FDA recently announced the award of several contracts — including one to Draftfcb — to work with the agency on multi-year campaign efforts to address this pervasive public health problem. Most tobacco use starts with underage youth, who are under the minimum legal age to purchase the products. The creative teams will help FDA to lead comprehensive, evidence-based education efforts to educate people, especially youth, about the dangers of tobacco products. Fees levied on the tobacco industry fund FDA’s efforts.
“As tobacco use is the leading preventable cause of disease, it makes sense that the FDA is targeting kids before they get addicted and suffer insidious consequences,” said Jeff Tarakajian, EVP, group management director at Draftfcb, who led the pitch. “It’s shocking that each day nearly 3,500 kids in the U.S. try their first cigarette, and nearly 1,000 teens who had tried previously become regular smokers. We enthusiastically accept the challenge to stem the tide and knock those numbers down.”
Draftfcb will partner with Fleishman-Hillard on PR, subject-matter experts Danya International, social media pioneer NMS, and Initiative for media buying. The multi-media campaign is expected to break in late 2013 or early 2014.
“Research has proven that public education campaigns reduce the number of illnesses and death caused by tobacco,” Tarakajian added. “We plan to creatively capture the attention of teens between 12-17 to illustrate why they should stay away.”
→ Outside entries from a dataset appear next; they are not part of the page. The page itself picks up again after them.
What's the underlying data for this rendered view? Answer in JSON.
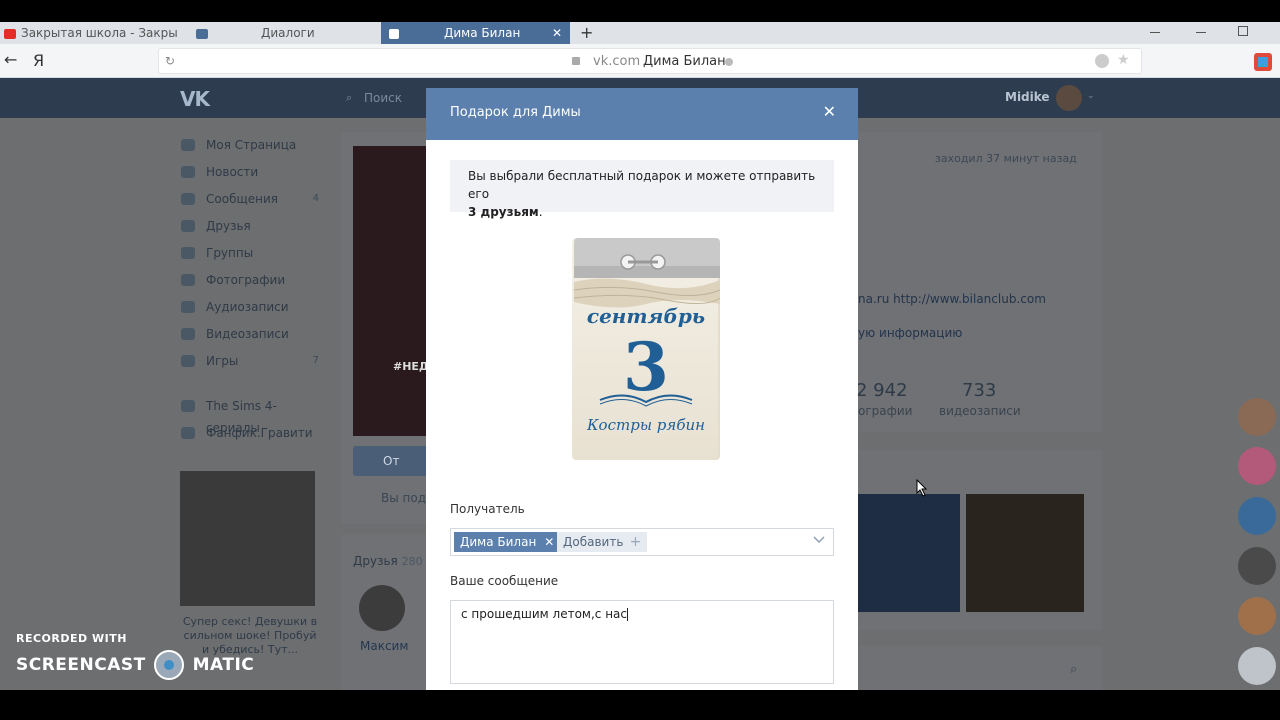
{
  "browser": {
    "tabs": [
      {
        "label": "Закрытая школа - Закрыта"
      },
      {
        "label": "Диалоги"
      },
      {
        "label": "Дима Билан",
        "close": "✕"
      }
    ],
    "new_tab": "+",
    "back": "←",
    "yandex_logo": "Я",
    "url_domain": "vk.com",
    "url_title": "Дима Билан"
  },
  "vk": {
    "logo": "VK",
    "search_placeholder": "Поиск",
    "user_name": "Midike",
    "nav": [
      {
        "label": "Моя Страница",
        "count": ""
      },
      {
        "label": "Новости",
        "count": ""
      },
      {
        "label": "Сообщения",
        "count": "4"
      },
      {
        "label": "Друзья",
        "count": ""
      },
      {
        "label": "Группы",
        "count": ""
      },
      {
        "label": "Фотографии",
        "count": ""
      },
      {
        "label": "Аудиозаписи",
        "count": ""
      },
      {
        "label": "Видеозаписи",
        "count": ""
      },
      {
        "label": "Игры",
        "count": "7"
      }
    ],
    "nav_groups": [
      {
        "label": "The Sims 4-сериалы"
      },
      {
        "label": "Фанфик.Гравити"
      }
    ],
    "ad_text": "Супер секс! Девушки в сильном шоке! Пробуй и убедись! Тут...",
    "cover_tag": "#НЕД",
    "gift_button_partial": "От",
    "you_partial": "Вы под",
    "friends_label": "Друзья",
    "friends_count": "280",
    "friend_name": "Максим",
    "last_seen": "заходил 37 минут назад",
    "site_partial": "na.ru http://www.bilanclub.com",
    "info_partial": "ую информацию",
    "photos_count": "2 942",
    "photos_label": "ографии",
    "videos_count": "733",
    "videos_label": "видеозаписи"
  },
  "modal": {
    "title": "Подарок для Димы",
    "close": "✕",
    "notice_text": "Вы выбрали бесплатный подарок и можете отправить его",
    "notice_bold": "3 друзьям",
    "notice_end": ".",
    "gift": {
      "month": "сентябрь",
      "day": "3",
      "caption": "Костры рябин"
    },
    "recipient_label": "Получатель",
    "recipient_chip": "Дима Билан",
    "chip_remove": "✕",
    "add_label": "Добавить",
    "add_plus": "+",
    "message_label": "Ваше сообщение",
    "message_value": "с прошедшим летом,с нас"
  },
  "watermark": {
    "line1": "RECORDED WITH",
    "line2_a": "SCREENCAST",
    "line2_b": "MATIC"
  }
}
Gary Resch, EVP and executive creative director at Draftfcb, said two campaigns will be created, one that focuses on prevention and another aimed at getting teens who occasionally use tobacco to stop. “As a dad, this is a job that resonates on a personal level,” Resch said. “Finding creative ways to help kids steer clear of tobacco use and eventual addiction is an effort that really matters.”